August 30, 2019 at 12:30 pm EST | by Kathi Wolfe
Gay poet ponders life and love in new Shakespeare-inspired collection
Drew Pisarra, gay news, Washington Blade
Drew Pisarra‘s poetry ranges from funny to sexy to droll. (Photo by Molly Gross)

‘Infinity Standing Up’
By Drew Pisarra
Capturing Fire Press
$10
58 pages
Available at Amazon and other retailers

Poets, you might think, are ethereal, humorless beings far removed from the joys and vexations of real life.  If you’re looking for something playful, sexy,  horny and brimming with heartbreak and betrayal, you likely would stay away from poetry. Especially, a book of sonnets.  

Yet, after reading even a few lines from “Infinity Standing Up,” a volume of Shakespearean sonnets by gay poet Drew Pisarra, your misgivings about poetry will be cast aside. Pisarra’s witty, elegant, yet poignant work adroitly punctures the myth that poets pompously pontificate on Mount Olympus.

Pisarra, who grew up in Silver Spring, Md., is no  Mount Olympian. He has his literary chops: he’s the author of “Untitled & Other Poems,” “Religion, Anatomy, Catastrophe” and other publications. His short story collection “Publick Spanking” was published by Future Tense. Yet his life has had some fascinating extra-poetic facets.
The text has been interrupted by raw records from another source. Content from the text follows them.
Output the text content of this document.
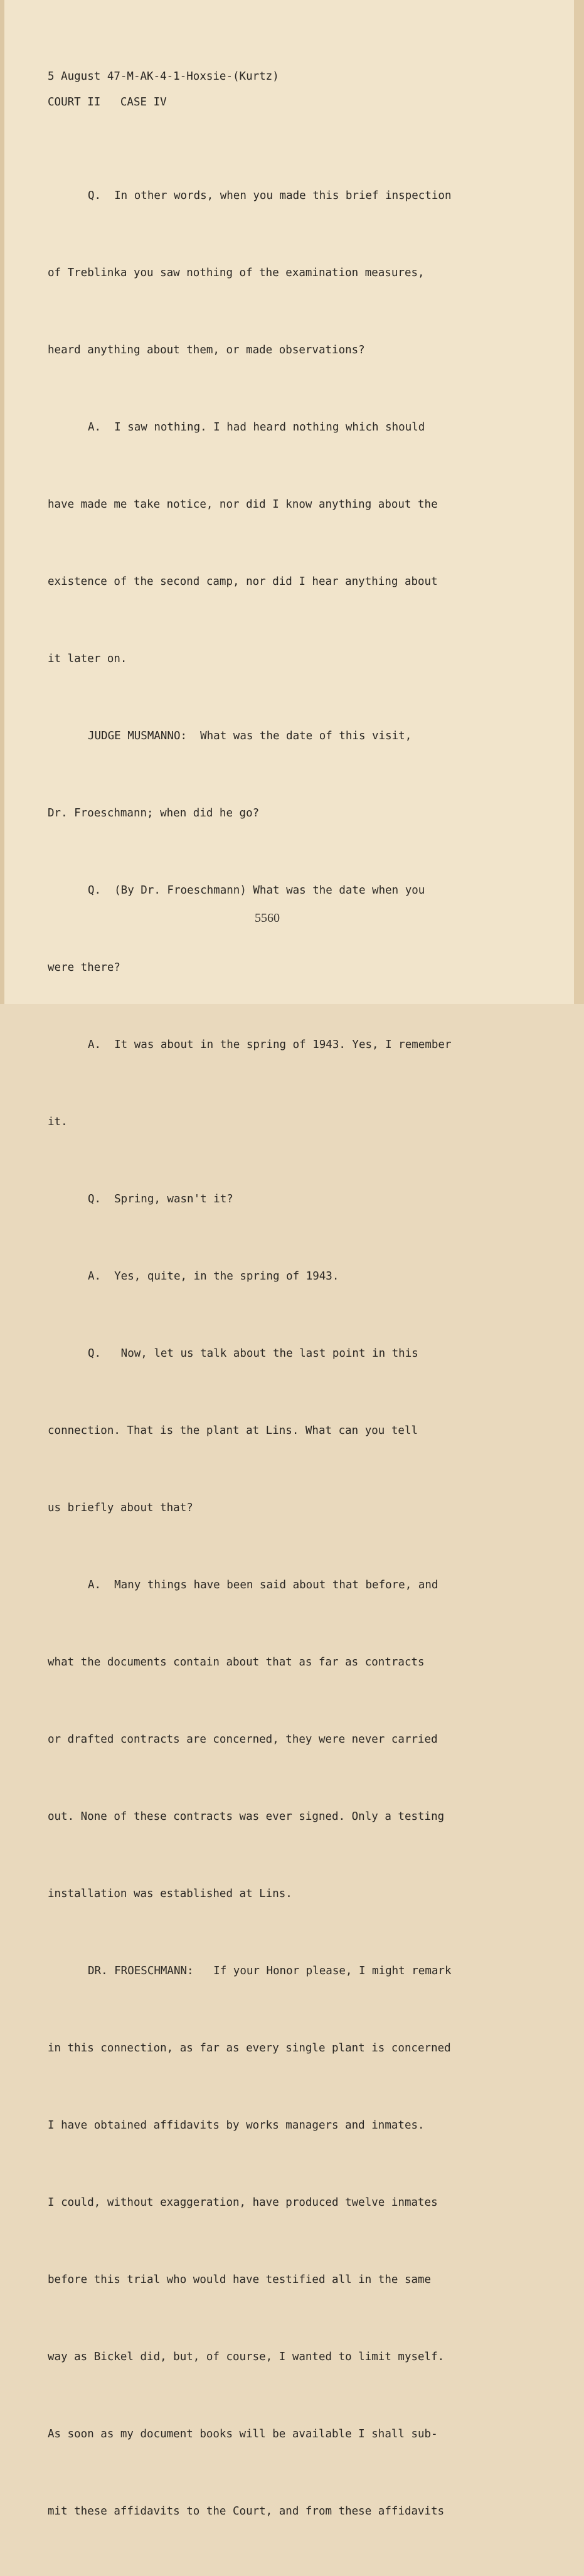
5 August 47-M-AK-4-1-Hoxsie-(Kurtz)
COURT II   CASE IV

Q.  In other words, when you made this brief inspection

of Treblinka you saw nothing of the examination measures,

heard anything about them, or made observations?

A.  I saw nothing. I had heard nothing which should

have made me take notice, nor did I know anything about the

existence of the second camp, nor did I hear anything about

it later on.

JUDGE MUSMANNO:  What was the date of this visit,

Dr. Froeschmann; when did he go?

Q.  (By Dr. Froeschmann) What was the date when you

were there?

A.  It was about in the spring of 1943. Yes, I remember

it.

Q.  Spring, wasn't it?

A.  Yes, quite, in the spring of 1943.

Q.   Now, let us talk about the last point in this

connection. That is the plant at Lins. What can you tell

us briefly about that?

A.  Many things have been said about that before, and

what the documents contain about that as far as contracts

or drafted contracts are concerned, they were never carried

out. None of these contracts was ever signed. Only a testing

installation was established at Lins.

DR. FROESCHMANN:   If your Honor please, I might remark

in this connection, as far as every single plant is concerned

I have obtained affidavits by works managers and inmates.

I could, without exaggeration, have produced twelve inmates

before this trial who would have testified all in the same

way as Bickel did, but, of course, I wanted to limit myself.

As soon as my document books will be available I shall sub-

mit these affidavits to the Court, and from these affidavits

5560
He toured the country with his mon4ologues “Queer Notions,” “Fickle” and “The Gospel According to Saint Genet.” At one point, Pisarra had a ventriloquist act called “Singularly Grotesque,” commissioned by the Portland Institute for Contemporary Art.

Recently, with Molly Gross, Pisarra has been part of Saint Flashlight, an instillation art duo that works to get poetry into public spaces. One of the most inventive methods was movie marquee haiku. 
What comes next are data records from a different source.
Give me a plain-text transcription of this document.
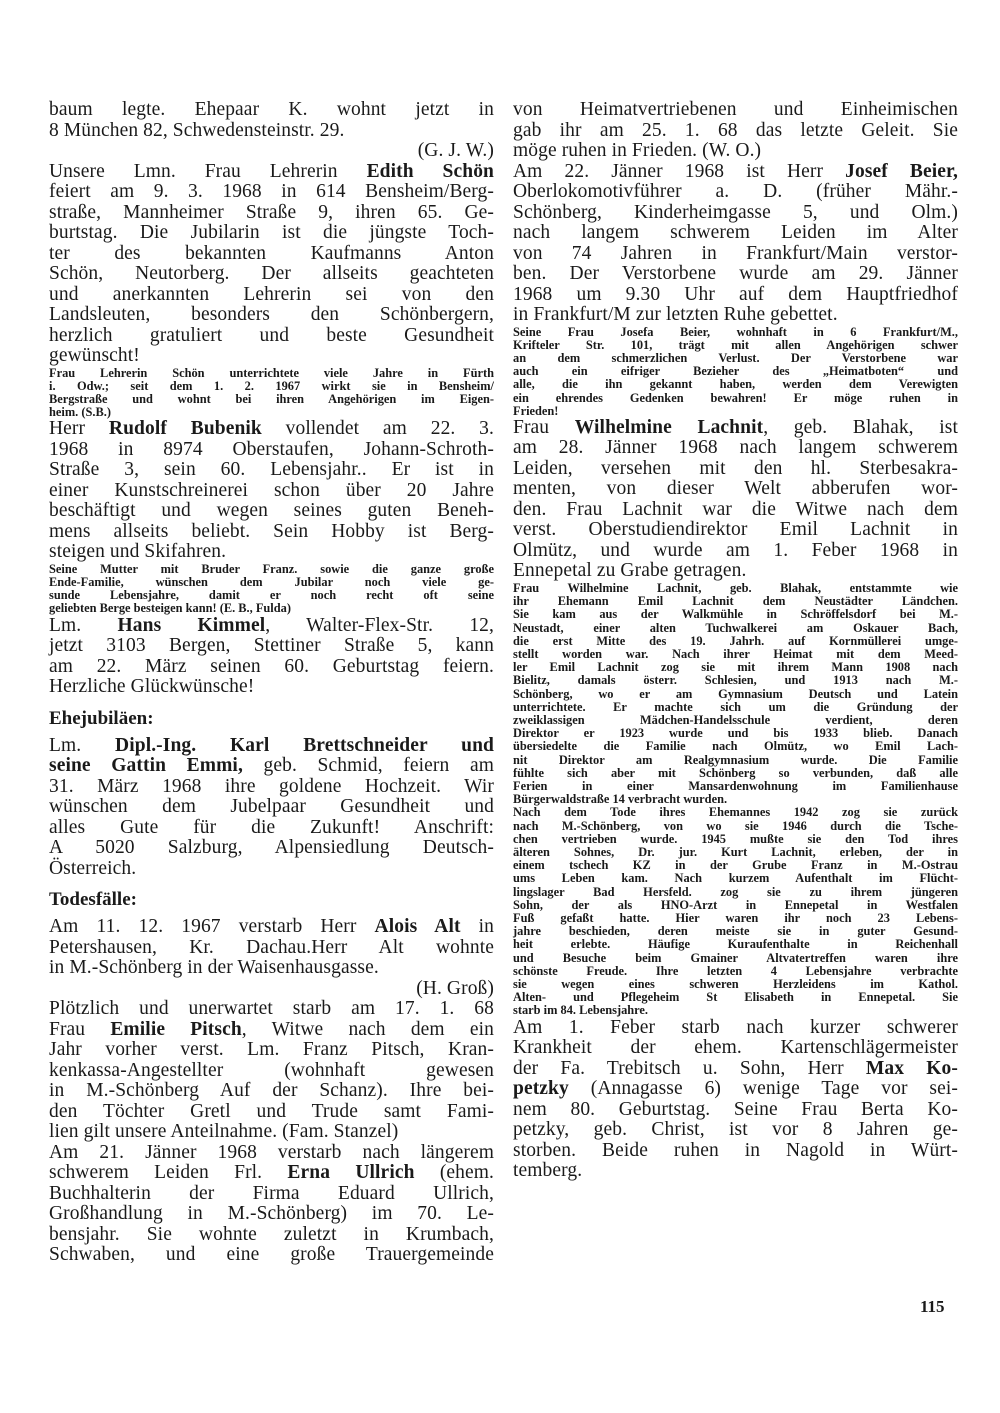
baum legte. Ehepaar K. wohnt jetzt in
8 München 82, Schwedensteinstr. 29.
(G. J. W.)
Unsere Lmn. Frau Lehrerin Edith Schön
feiert am 9. 3. 1968 in 614 Bensheim/Berg-
straße, Mannheimer Straße 9, ihren 65. Ge-
burtstag. Die Jubilarin ist die jüngste Toch-
ter des bekannten Kaufmanns Anton
Schön, Neutorberg. Der allseits geachteten
und anerkannten Lehrerin sei von den
Landsleuten, besonders den Schönbergern,
herzlich gratuliert und beste Gesundheit
gewünscht!
Frau Lehrerin Schön unterrichtete viele Jahre in Fürth
i. Odw.; seit dem 1. 2. 1967 wirkt sie in Bensheim/
Bergstraße und wohnt bei ihren Angehörigen im Eigen-
heim. (S.B.)
Herr Rudolf Bubenik vollendet am 22. 3.
1968 in 8974 Oberstaufen, Johann-Schroth-
Straße 3, sein 60. Lebensjahr.. Er ist in
einer Kunstschreinerei schon über 20 Jahre
beschäftigt und wegen seines guten Beneh-
mens allseits beliebt. Sein Hobby ist Berg-
steigen und Skifahren.
Seine Mutter mit Bruder Franz. sowie die ganze große
Ende-Familie, wünschen dem Jubilar noch viele ge-
sunde Lebensjahre, damit er noch recht oft seine
geliebten Berge besteigen kann! (E. B., Fulda)
Lm. Hans Kimmel, Walter-Flex-Str. 12,
jetzt 3103 Bergen, Stettiner Straße 5, kann
am 22. März seinen 60. Geburtstag feiern.
Herzliche Glückwünsche!
Ehejubiläen:
Lm. Dipl.-Ing. Karl Brettschneider und
seine Gattin Emmi, geb. Schmid, feiern am
31. März 1968 ihre goldene Hochzeit. Wir
wünschen dem Jubelpaar Gesundheit und
alles Gute für die Zukunft! Anschrift:
A 5020 Salzburg, Alpensiedlung Deutsch-
Österreich.
Todesfälle:
Am 11. 12. 1967 verstarb Herr Alois Alt in
Petershausen, Kr. Dachau.Herr Alt wohnte
in M.-Schönberg in der Waisenhausgasse.
(H. Groß)
Plötzlich und unerwartet starb am 17. 1. 68
Frau Emilie Pitsch, Witwe nach dem ein
Jahr vorher verst. Lm. Franz Pitsch, Kran-
kenkassa-Angestellter (wohnhaft gewesen
in M.-Schönberg Auf der Schanz). Ihre bei-
den Töchter Gretl und Trude samt Fami-
lien gilt unsere Anteilnahme. (Fam. Stanzel)
Am 21. Jänner 1968 verstarb nach längerem
schwerem Leiden Frl. Erna Ullrich (ehem.
Buchhalterin der Firma Eduard Ullrich,
Großhandlung in M.-Schönberg) im 70. Le-
bensjahr. Sie wohnte zuletzt in Krumbach,
Schwaben, und eine große Trauergemeinde
von Heimatvertriebenen und Einheimischen
gab ihr am 25. 1. 68 das letzte Geleit. Sie
möge ruhen in Frieden. (W. O.)
Am 22. Jänner 1968 ist Herr Josef Beier,
Oberlokomotivführer a. D. (früher Mähr.-
Schönberg, Kinderheimgasse 5, und Olm.)
nach langem schwerem Leiden im Alter
von 74 Jahren in Frankfurt/Main verstor-
ben. Der Verstorbene wurde am 29. Jänner
1968 um 9.30 Uhr auf dem Hauptfriedhof
in Frankfurt/M zur letzten Ruhe gebettet.
Seine Frau Josefa Beier, wohnhaft in 6 Frankfurt/M.,
Krifteler Str. 101, trägt mit allen Angehörigen schwer
an dem schmerzlichen Verlust. Der Verstorbene war
auch ein eifriger Bezieher des „Heimatboten“ und
alle, die ihn gekannt haben, werden dem Verewigten
ein ehrendes Gedenken bewahren! Er möge ruhen in
Frieden!
Frau Wilhelmine Lachnit, geb. Blahak, ist
am 28. Jänner 1968 nach langem schwerem
Leiden, versehen mit den hl. Sterbesakra-
menten, von dieser Welt abberufen wor-
den. Frau Lachnit war die Witwe nach dem
verst. Oberstudiendirektor Emil Lachnit in
Olmütz, und wurde am 1. Feber 1968 in
Ennepetal zu Grabe getragen.
Frau Wilhelmine Lachnit, geb. Blahak, entstammte wie
ihr Ehemann Emil Lachnit dem Neustädter Ländchen.
Sie kam aus der Walkmühle in Schröffelsdorf bei M.-
Neustadt, einer alten Tuchwalkerei am Oskauer Bach,
die erst Mitte des 19. Jahrh. auf Kornmüllerei umge-
stellt worden war. Nach ihrer Heimat mit dem Meed-
ler Emil Lachnit zog sie mit ihrem Mann 1908 nach
Bielitz, damals österr. Schlesien, und 1913 nach M.-
Schönberg, wo er am Gymnasium Deutsch und Latein
unterrichtete. Er machte sich um die Gründung der
zweiklassigen Mädchen-Handelsschule verdient, deren
Direktor er 1923 wurde und bis 1933 blieb. Danach
übersiedelte die Familie nach Olmütz, wo Emil Lach-
nit Direktor am Realgymnasium wurde. Die Familie
fühlte sich aber mit Schönberg so verbunden, daß alle
Ferien in einer Mansardenwohnung im Familienhause
Bürgerwaldstraße 14 verbracht wurden.
Nach dem Tode ihres Ehemannes 1942 zog sie zurück
nach M.-Schönberg, von wo sie 1946 durch die Tsche-
chen vertrieben wurde. 1945 mußte sie den Tod ihres
älteren Sohnes, Dr. jur. Kurt Lachnit, erleben, der in
einem tschech KZ in der Grube Franz in M.-Ostrau
ums Leben kam. Nach kurzem Aufenthalt im Flücht-
lingslager Bad Hersfeld. zog sie zu ihrem jüngeren
Sohn, der als HNO-Arzt in Ennepetal in Westfalen
Fuß gefaßt hatte. Hier waren ihr noch 23 Lebens-
jahre beschieden, deren meiste sie in guter Gesund-
heit erlebte. Häufige Kuraufenthalte in Reichenhall
und Besuche beim Gmainer Altvatertreffen waren ihre
schönste Freude. Ihre letzten 4 Lebensjahre verbrachte
sie wegen eines schweren Herzleidens im Kathol.
Alten- und Pflegeheim St Elisabeth in Ennepetal. Sie
starb im 84. Lebensjahre.
Am 1. Feber starb nach kurzer schwerer
Krankheit der ehem. Kartenschlägermeister
der Fa. Trebitsch u. Sohn, Herr Max Ko-
petzky (Annagasse 6) wenige Tage vor sei-
nem 80. Geburtstag. Seine Frau Berta Ko-
petzky, geb. Christ, ist vor 8 Jahren ge-
storben. Beide ruhen in Nagold in Würt-
temberg.
115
You can enjoy “Infinity Standing Up” without knowing anything about Pisarra’s bio, yet his work reflects the sophistication, wit, queerness and earthiness of his pursuits: from monologues about “Queer Notions” to hammering the letters of a haiku onto a movie marquee. Pisarra’s poetry is tethered to the things of this world — from love triangles to emoticons to sexting to traffic lights to sidewalk cracks.

Shakespeare wrote in his sonnets not only of the joys of love but its vicissitudes (betrayal, unrequited affection, rivals). Today, more than 400 years after Shakespeare’s time, there’s still nothing more delicious or capricious than love. “Infinity Standing Up” is the story of a man who has a passionate affair with his male lover. They break up, then get back together again and again. There’s jealousy, a rival, rage, despair as well as lust, joy and tenderness.  

As Mave Davis says in the foreword to “Infinity Standing Up,” Pisarra “joins a long line of lovers who have used the sonnet form to rebuild walls and repair roofs after a hurricane of love and loss.”

Yet, Pisarra makes the form his own. From the get go, he muses about and tweaks the conventions and meaning of love and sonnets. “What did it mean?/What did he mean?/Was he it?/Was it love?/Was love sex,” Pisarra writes in “Intro: In Bed With the Muse,” his introduction to his sonnets. “Why are sonnets always numbered?/What’s in a number?”

Pisarra’s sonnets are numbered in wonderfully zany ways. “What a cunning way to depict a sex/act! What a visual symbol for such sensual play!/Oh, what wise intellects/first saw in these digits the way to touch/on the frankly risque!” he writes in the marvelously raunchy Sonnet 69.

Sonnet $18.99 tells how the lover won’t allow the narrator of the poem to buy him a meal. “You wouldn’t even let me treat you to tacos,” Pisarra writes, “because you equated me buying you dinner/with dating and so we watched You Tube videos/before sex then chatted like two shy beginners/post bonk, our eyes cast downwards or staring out/into the dark, unseeing.”

“If music be the food of love, play on,” Shakespeare wrote in “Twelfth Night.”

If Shakespeare and Cole Porter had a love child it would be Pisarra. “I’d play a tune on xylophonic ribs,” Pisarra writes in Sonnet 8, “and make your diaphragm my trampoline/to spring me to that spot near grinding hips/where kidneys dance in pairs like jumping beans.”

Reading Pisarra’s sonnets is often like listening to heartbreaking, yet witty torch songs. “I wish your loving me/would’ve lasted longer, had been more than passing/fancy,” he writes in Sonnet 1, “that our romance hadn’t ended with me/getting dumped for that beauty from central casting.”

If you’re in the mood for a sexy, witty, torchy read, check out “Infinity Standing Up.”